BİRDEN ÇOK PARSEL ÜZERİNDE KURULU SİTELERDE AİDAT TOPLANMASI
T.C.
YARGITAY
3. HUKUK DAİRESİ
E. 2004/1096
K. 2004/1412
T. 1.3.2004
• KAT MALİKİ ( Aidat Borcu )
• ORTAK GİDERLER ( Kat Mülkiyetine Tabi Olmayan Yerlerde Tahsili )
• MADDİ OLAY ( Hakimin Bağlılığı - Hukuksal Nitelendirmeyi Kendiliğinden Yapmakla Yükümlü Olması )
818/m. 61
ÖZET : Maddi olay ile bağlı olan hakim, hukuksal nitelendirmeyi kendiliğinden yapmakla yükümlüdür. O nedenle talep olmasa dahi vekaletsiz iş görme veya sebepsiz zenginleşme hükümlerine göre alacağın tahsilinin mümkün olup-olmadığı gerekirse mahallinde keşif yapılmak suretiyle ( ortak kullanım yerlerinden ve hizmetlerinden faydalanma hususunda ) oluşacak gözlem ve alınacak bilirkişi raporu doğrultusunda re'sen incelenerek sonucuna göre karar verilmesi gerekir.
DAVA : Dava dilekçesinde ve birleştirilen dosyada 291.996.000 lira için yapılan ilamsız takibe vaki haksız itirazın iptali ile takibin devamı ile % 40 icra inkar tazminatının faiz ve masraflarla birlikte davalı taraftan tahsili istenilmiştir.
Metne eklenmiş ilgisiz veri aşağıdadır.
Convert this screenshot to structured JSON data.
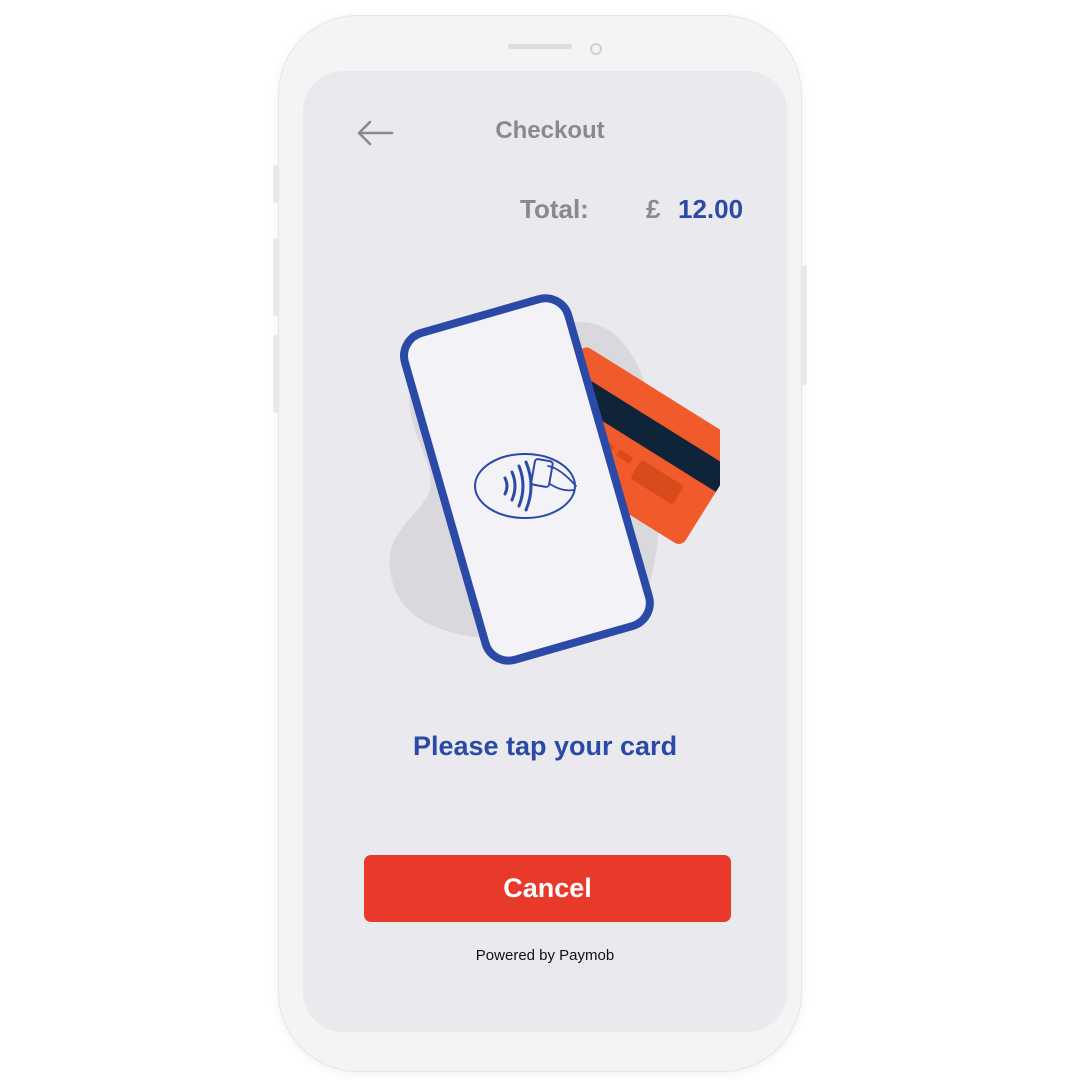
{
  "header": {
    "title": "Checkout",
    "back_icon": "arrow-left-icon"
  },
  "total": {
    "label": "Total:",
    "currency": "£",
    "amount": "12.00"
  },
  "illustration": {
    "icon": "contactless-tap-icon",
    "card_color": "#f15a2b",
    "phone_outline_color": "#2b4aa8"
  },
  "prompt": "Please tap your card",
  "actions": {
    "cancel_label": "Cancel"
  },
  "footer": {
    "powered_by": "Powered by Paymob"
  },
  "colors": {
    "accent": "#2b4aa8",
    "danger": "#e8392a",
    "muted_text": "#8a8a8e",
    "screen_bg": "#eaeaee"
  }
}
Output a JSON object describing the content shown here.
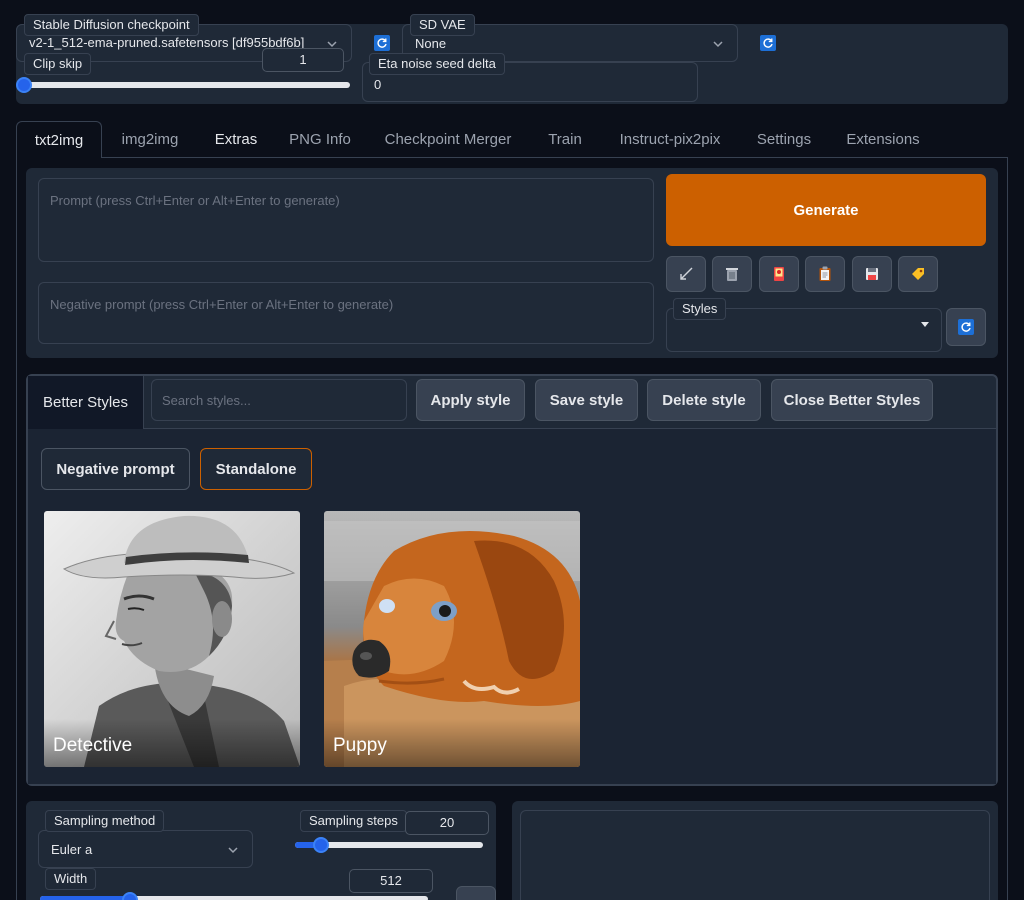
{
  "settings": {
    "checkpoint": {
      "label": "Stable Diffusion checkpoint",
      "value": "v2-1_512-ema-pruned.safetensors [df955bdf6b]"
    },
    "vae": {
      "label": "SD VAE",
      "value": "None"
    },
    "clip_skip": {
      "label": "Clip skip",
      "value": "1",
      "level": 0.0
    },
    "eta_noise": {
      "label": "Eta noise seed delta",
      "value": "0"
    }
  },
  "tabs": [
    {
      "label": "txt2img",
      "active": true
    },
    {
      "label": "img2img"
    },
    {
      "label": "Extras"
    },
    {
      "label": "PNG Info"
    },
    {
      "label": "Checkpoint Merger"
    },
    {
      "label": "Train"
    },
    {
      "label": "Instruct-pix2pix"
    },
    {
      "label": "Settings"
    },
    {
      "label": "Extensions"
    }
  ],
  "prompt": {
    "positive_placeholder": "Prompt (press Ctrl+Enter or Alt+Enter to generate)",
    "negative_placeholder": "Negative prompt (press Ctrl+Enter or Alt+Enter to generate)"
  },
  "generate_label": "Generate",
  "tool_icons": [
    "arrow-icon",
    "trash-icon",
    "card-icon",
    "clipboard-icon",
    "save-icon",
    "tag-icon"
  ],
  "styles": {
    "label": "Styles",
    "value": ""
  },
  "better_styles": {
    "tab_label": "Better Styles",
    "search_placeholder": "Search styles...",
    "apply": "Apply style",
    "save": "Save style",
    "delete": "Delete style",
    "close": "Close Better Styles",
    "filters": {
      "negative": "Negative prompt",
      "standalone": "Standalone"
    },
    "cards": [
      {
        "title": "Detective"
      },
      {
        "title": "Puppy"
      }
    ]
  },
  "sampling": {
    "method_label": "Sampling method",
    "method_value": "Euler a",
    "steps_label": "Sampling steps",
    "steps_value": "20",
    "steps_level": 0.13,
    "width_label": "Width",
    "width_value": "512",
    "width_level": 0.22
  },
  "colors": {
    "accent": "#cc6000",
    "page_bg": "#0b0f19",
    "panel_bg": "#1f2937",
    "slider": "#2563eb"
  }
}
Mahkemece davanın reddi cihetine gidilmiş, hüküm davacı vekili tarafından temyiz edilmiştir. Temyiz isteminin süresi içinde olduğu anlaşıldıktan sonra dosyadaki bütün kağıtlar okunup gereği düşünüldü:
KARAR : Davacı vekili dilekçesinde, davalı kat malikinin 8 aylık aidat borcunu ( Ocak 2001-Ağustos 2001 ) ödememesi nedeniyle aleyhine icra takibine girişildiğini, davalının bu takibe itiraz ettiğini, itirazın iptali ile % 40 icra-inkar tazminatına karar verilmesini talep ve dava etmiştir.
Davalı savunmasında davacının dava açma ehliyeti olmadığını ileri sürmüştür.
Mahkemece, davacı site yönetiminin, yasal bir yönetim olmadığı gerekçesi ile davanın reddine karar verilmiştir.
Uyuşmazlık, birden çok parsel üzerinde kurulu bulunan ve bu nedenle de Kat Mülkiyeti Kanununa tabi olmayan sitede ortak giderlerin tahsiline ilişkindir.
Yaygın mülkiyette Kat Mülkiyeti Kanunu uygulanmadığından ötürü genel hükümler çerçevesinde uyuşmazlığının çözümü gerekmektedir.
Davacı yönetici, davalının yapılan hizmetlerden faydalandığını iddia ettiğine ve davalının payına düşen faydalı ve zorunlu masrafları talep ettiğine göre uyuşmazlık sebepsiz zenginleşme veya vekaletsiz iş görme hükümleri dairesinde çözümlenecek mahiyettedir.
Maddi olay ile bağlı olan hakim, hukuksal nitelendirmeyi kendiliğinden yapmakla yükümlüdür. O nedenle talep olmasa dahi vekaletsiz iş görme veya sebepsiz zenginleşme hükümlerine göre alacağın tahsilinin mümkün olup-olmadığı gerekirse mahallinde keşif yapılmak suretiyle ( ortak kullanım yerlerinden ve hizmetlerinden faydalanma hususunda ) oluşacak gözlem ve alınacak bilirkişi raporu doğrultusunda re'sen incelenerek sonucuna göre karar verilmesi gerekirken, yazılı gerekçeler ile davanın reddi doğru görülmemiştir.
SONUÇ : Bu itibarla yukarıda açıklanan esaslar göz önünde tutulmaksızın yazılı şekilde hüküm tesisi isabetsiz, temyiz itirazları bu nedenlerle yerinde olduğundan kabulü ile hükmün HUMK.nun 428.maddesi gereğince BOZULMASINA, peşin alınan temyiz harcının istek halinde temyiz edene iadesine, 01.03.2004 tarihinde oybirliğiyle karar verildi.